Given that the "Aussie" characters in Angry Boys are quite well-rounded and are depicted with enough pathos that they almost seem like real people, it seems strange that Lilley's two ethnic characters are so ridiculous and lazily drawn. And one obvious question for me is: why does S*Mouse have to be black? Lilley clearly can't pull off a black American character, but a white American rapper, or even a white Australian rapper, would be more within his capabilities. And given that S.Mouse is a stereotypical "fake rapper", a rich kid trying to act like he's from the streets, a white S.Mouse would actually work well for such a theme.
Is Angry Boys a racist program? I wouldn't say that, but I would say that when it comes to the issue of race, it is a dumb program. Interestingly, the series (like SHH before it) probably shows non-white faces more than any other series on Australian TV. But while there are many of us who are crying out for more representation in the media, Angry Boys doesn't portray minorities in a particularly enlightened manner. Sure, most of its characters are somewhat unpleasant, but there's just something that makes me uneasy about the way non-white characters are portrayed here.

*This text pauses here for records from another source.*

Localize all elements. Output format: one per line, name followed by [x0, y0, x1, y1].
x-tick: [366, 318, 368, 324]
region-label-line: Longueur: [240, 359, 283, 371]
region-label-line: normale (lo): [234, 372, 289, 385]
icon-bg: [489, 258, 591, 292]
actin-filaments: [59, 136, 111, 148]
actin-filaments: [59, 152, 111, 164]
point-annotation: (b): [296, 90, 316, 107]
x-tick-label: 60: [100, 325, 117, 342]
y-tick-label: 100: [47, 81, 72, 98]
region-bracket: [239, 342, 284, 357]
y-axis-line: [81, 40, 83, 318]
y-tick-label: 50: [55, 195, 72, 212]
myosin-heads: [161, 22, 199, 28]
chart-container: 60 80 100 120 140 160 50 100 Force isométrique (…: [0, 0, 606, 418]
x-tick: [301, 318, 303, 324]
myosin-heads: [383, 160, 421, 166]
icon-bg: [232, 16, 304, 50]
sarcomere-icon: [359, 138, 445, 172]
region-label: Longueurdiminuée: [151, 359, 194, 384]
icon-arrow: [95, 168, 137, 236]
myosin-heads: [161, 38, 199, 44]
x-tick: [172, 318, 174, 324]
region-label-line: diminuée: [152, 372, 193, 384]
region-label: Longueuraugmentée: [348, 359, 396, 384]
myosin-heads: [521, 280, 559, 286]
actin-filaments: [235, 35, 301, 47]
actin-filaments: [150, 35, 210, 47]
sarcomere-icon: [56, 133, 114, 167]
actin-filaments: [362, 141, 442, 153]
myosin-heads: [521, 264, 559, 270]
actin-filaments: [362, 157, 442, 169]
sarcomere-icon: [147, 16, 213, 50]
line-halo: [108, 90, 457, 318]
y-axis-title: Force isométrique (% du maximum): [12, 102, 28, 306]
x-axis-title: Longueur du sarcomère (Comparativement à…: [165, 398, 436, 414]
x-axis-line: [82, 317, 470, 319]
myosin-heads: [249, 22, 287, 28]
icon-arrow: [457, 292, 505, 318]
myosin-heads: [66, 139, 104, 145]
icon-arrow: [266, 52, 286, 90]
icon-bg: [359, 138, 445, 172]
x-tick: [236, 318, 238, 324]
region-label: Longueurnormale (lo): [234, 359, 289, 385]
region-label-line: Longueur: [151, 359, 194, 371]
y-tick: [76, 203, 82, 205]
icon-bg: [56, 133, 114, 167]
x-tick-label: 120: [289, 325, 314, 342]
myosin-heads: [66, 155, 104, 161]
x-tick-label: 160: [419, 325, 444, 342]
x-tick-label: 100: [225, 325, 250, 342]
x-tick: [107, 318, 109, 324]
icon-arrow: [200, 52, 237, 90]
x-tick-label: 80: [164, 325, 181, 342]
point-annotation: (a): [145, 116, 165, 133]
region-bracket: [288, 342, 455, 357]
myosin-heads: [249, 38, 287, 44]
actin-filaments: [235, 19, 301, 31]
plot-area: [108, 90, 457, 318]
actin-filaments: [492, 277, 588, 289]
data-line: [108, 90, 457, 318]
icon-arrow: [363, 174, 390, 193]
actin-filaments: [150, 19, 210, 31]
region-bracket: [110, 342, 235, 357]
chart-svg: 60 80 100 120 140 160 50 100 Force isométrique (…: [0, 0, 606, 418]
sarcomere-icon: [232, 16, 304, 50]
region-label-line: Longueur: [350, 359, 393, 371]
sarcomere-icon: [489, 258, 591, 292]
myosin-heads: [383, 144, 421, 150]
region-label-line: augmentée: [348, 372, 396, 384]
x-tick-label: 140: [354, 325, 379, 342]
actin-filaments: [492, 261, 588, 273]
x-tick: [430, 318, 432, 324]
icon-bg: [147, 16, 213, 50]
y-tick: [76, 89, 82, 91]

The inmates at the juvenile facility where Gran works are virtually all Aboriginal, African or Pacific Islander, and the one who receives the most attention is an Aboriginal boy whose crime was masturbating a dog. Then there's S.Mouse, of course, whereas Lilley admits that with Jen Okazaki he aimed to create "the meanest, most awful character I've ever done." The obsession with her son Tim's sexuality - and the implication that pretending that he is gay is a lucrative marketing strategy in Japan - is uncomfortable when you consider the emasculated way Asian males are portrayed over and over again in the West.
But for all that, Lilley would still get away with it if Angry Boys was only funny. But he has clearly mistaken "edgy" for "funny", and this pursuit of edginess informs his clumsy portrayals of non-white people.